Le premier jour d’un voyage est toujours surréaliste. Non pas que l’étrangeté nous prenne à la gorge, ou que nous suffoquions sous l’exotisme, mais à l’inverse et tout au contraire : Nous n’y sommes pas. Nous sommes ailleurs. Restés sur place, en partie, et en partie partis ; encore dans les airs, les limbes, au beau milieu de nulle part. Il faut bien avouer que de se lever un frais matin d’hiver à Paris pour monter dans le RER B afin de se retrouver, une poignée d’heures plus tard, au volant d’une Fiat 500 sur la route reliant Catane à Syracuse, n’a rien de très naturel : rien de réaliste. Aussi notre cerveau, qui aime le naturel, et le réalisme plus encore, nous refuse-t-il la pleine conscience de ce que nous vivons dans ces premiers instants de déplacement.

Il faut se répéter : oui, je suis bel et bien en Sicile, là, ici.

Premier jour, donc : valises posées à la Villa Politi, au nord de Néapolis, puis déambulage dans Ortygie, petite île à la pointe, tout juste reliée par deux ponts, et site historique de la première colonisation (la deuxième, en fait : les premiers Grecs venus de Naxos s’installèrent et fondèrent, dans un grand moment d’originalité collective, la ville de Naxos, aujourd’hui Naxos-Giardini).
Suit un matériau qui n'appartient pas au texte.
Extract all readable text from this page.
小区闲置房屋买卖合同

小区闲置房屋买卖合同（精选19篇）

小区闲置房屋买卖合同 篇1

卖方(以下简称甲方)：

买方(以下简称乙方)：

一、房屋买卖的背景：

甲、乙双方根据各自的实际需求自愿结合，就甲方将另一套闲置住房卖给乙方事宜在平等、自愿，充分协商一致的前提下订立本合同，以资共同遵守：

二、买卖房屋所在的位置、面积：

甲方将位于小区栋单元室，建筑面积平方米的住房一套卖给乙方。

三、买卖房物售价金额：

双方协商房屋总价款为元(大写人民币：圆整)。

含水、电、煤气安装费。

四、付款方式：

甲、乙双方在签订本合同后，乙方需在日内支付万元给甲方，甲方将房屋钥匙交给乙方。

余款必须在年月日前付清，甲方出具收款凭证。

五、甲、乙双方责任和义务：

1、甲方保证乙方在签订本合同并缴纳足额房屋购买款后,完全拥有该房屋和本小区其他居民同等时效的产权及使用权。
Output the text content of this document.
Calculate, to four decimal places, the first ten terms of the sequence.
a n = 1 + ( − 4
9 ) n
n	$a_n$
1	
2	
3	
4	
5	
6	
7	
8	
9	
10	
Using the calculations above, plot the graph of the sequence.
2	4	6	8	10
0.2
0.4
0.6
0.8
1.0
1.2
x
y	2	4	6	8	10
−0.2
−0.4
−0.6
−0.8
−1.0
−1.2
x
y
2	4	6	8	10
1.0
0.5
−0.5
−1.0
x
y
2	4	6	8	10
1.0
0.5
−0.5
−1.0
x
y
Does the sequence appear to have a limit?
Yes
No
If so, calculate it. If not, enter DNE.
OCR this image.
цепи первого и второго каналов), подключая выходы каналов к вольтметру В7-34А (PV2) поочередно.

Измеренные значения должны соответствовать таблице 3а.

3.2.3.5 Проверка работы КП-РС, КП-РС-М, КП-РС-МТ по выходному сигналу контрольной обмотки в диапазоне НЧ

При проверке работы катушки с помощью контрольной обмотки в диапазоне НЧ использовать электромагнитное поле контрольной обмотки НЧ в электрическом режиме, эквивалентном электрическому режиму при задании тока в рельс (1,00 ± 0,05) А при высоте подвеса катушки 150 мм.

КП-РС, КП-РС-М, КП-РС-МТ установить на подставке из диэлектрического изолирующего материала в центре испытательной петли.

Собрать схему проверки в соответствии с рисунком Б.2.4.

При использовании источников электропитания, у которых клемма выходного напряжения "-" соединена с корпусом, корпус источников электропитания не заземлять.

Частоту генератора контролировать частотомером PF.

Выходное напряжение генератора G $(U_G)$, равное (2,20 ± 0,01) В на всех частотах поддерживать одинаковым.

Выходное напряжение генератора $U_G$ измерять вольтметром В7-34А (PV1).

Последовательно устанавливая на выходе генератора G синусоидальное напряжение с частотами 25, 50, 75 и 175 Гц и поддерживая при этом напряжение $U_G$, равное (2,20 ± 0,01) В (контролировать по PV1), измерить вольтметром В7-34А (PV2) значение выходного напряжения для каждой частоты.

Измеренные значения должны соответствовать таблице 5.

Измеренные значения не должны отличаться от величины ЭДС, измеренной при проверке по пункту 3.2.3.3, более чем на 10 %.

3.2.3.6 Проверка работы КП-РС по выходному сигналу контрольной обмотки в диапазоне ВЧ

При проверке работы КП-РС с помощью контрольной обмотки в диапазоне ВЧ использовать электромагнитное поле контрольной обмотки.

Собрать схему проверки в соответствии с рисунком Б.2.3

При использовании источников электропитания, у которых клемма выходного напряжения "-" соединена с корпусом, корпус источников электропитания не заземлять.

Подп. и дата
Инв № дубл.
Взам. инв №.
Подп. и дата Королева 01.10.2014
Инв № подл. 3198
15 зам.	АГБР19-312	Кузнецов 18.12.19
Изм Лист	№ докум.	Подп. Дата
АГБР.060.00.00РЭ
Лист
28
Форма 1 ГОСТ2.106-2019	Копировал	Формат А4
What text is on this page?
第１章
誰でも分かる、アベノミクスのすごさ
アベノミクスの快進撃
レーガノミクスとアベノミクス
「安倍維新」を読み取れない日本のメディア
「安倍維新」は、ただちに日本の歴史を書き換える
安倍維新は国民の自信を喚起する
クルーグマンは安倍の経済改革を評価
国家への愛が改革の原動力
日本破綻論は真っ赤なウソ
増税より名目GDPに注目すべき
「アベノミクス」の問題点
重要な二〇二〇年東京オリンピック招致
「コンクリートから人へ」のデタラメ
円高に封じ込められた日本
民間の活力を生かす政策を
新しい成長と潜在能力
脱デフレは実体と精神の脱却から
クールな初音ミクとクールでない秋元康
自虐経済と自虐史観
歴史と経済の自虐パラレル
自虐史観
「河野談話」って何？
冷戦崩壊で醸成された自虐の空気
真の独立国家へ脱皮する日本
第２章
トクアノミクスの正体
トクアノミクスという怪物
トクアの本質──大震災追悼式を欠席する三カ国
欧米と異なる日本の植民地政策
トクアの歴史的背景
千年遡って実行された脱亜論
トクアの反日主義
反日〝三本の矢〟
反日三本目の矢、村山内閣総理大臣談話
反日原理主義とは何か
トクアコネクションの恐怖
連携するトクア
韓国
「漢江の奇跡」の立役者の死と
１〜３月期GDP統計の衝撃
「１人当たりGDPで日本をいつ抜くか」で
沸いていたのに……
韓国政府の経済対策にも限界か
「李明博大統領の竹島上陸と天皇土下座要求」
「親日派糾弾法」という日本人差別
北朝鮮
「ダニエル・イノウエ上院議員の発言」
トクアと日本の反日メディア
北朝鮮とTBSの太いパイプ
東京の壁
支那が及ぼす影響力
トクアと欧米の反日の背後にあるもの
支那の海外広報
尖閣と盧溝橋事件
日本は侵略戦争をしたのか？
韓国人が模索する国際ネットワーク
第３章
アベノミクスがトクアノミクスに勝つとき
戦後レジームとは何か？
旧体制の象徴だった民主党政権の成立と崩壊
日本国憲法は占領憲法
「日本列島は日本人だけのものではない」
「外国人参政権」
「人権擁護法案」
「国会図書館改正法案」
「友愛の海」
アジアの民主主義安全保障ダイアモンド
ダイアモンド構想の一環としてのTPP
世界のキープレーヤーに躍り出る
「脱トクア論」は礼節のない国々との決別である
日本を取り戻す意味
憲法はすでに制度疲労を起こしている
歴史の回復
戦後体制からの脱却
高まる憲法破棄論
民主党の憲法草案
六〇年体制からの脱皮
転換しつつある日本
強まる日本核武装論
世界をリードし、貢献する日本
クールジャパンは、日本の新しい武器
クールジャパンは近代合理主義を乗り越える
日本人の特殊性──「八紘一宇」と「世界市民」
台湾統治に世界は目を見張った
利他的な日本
Dédale. Ruelles. Odeurs de mer. Primi piatti. Un bâtiment sur deux menace ruine, mais le charme est là. Et puis le duomo, la cathédrale gigogne, qui cache un temple d’Athéna en son sein (du moins ses émouvantes colonnes doriques, tellement fortes, tellement rondes et puissantes qu’elles traversèrent les siècles et l’évangélisation, pour nous parvenir, affaiblies, tordues, mangées, séniles même, mais bel et bien sous nos doigts).

Au retour, nous traversons un match de football improvisé sur la place Santa Lucia, martyre locale. Première vision de Siciliens “normaux”, tels qu’on les imagine. Ils sont là, dans Néapolis. À côté des Pakistanais en pleine partie de cricket.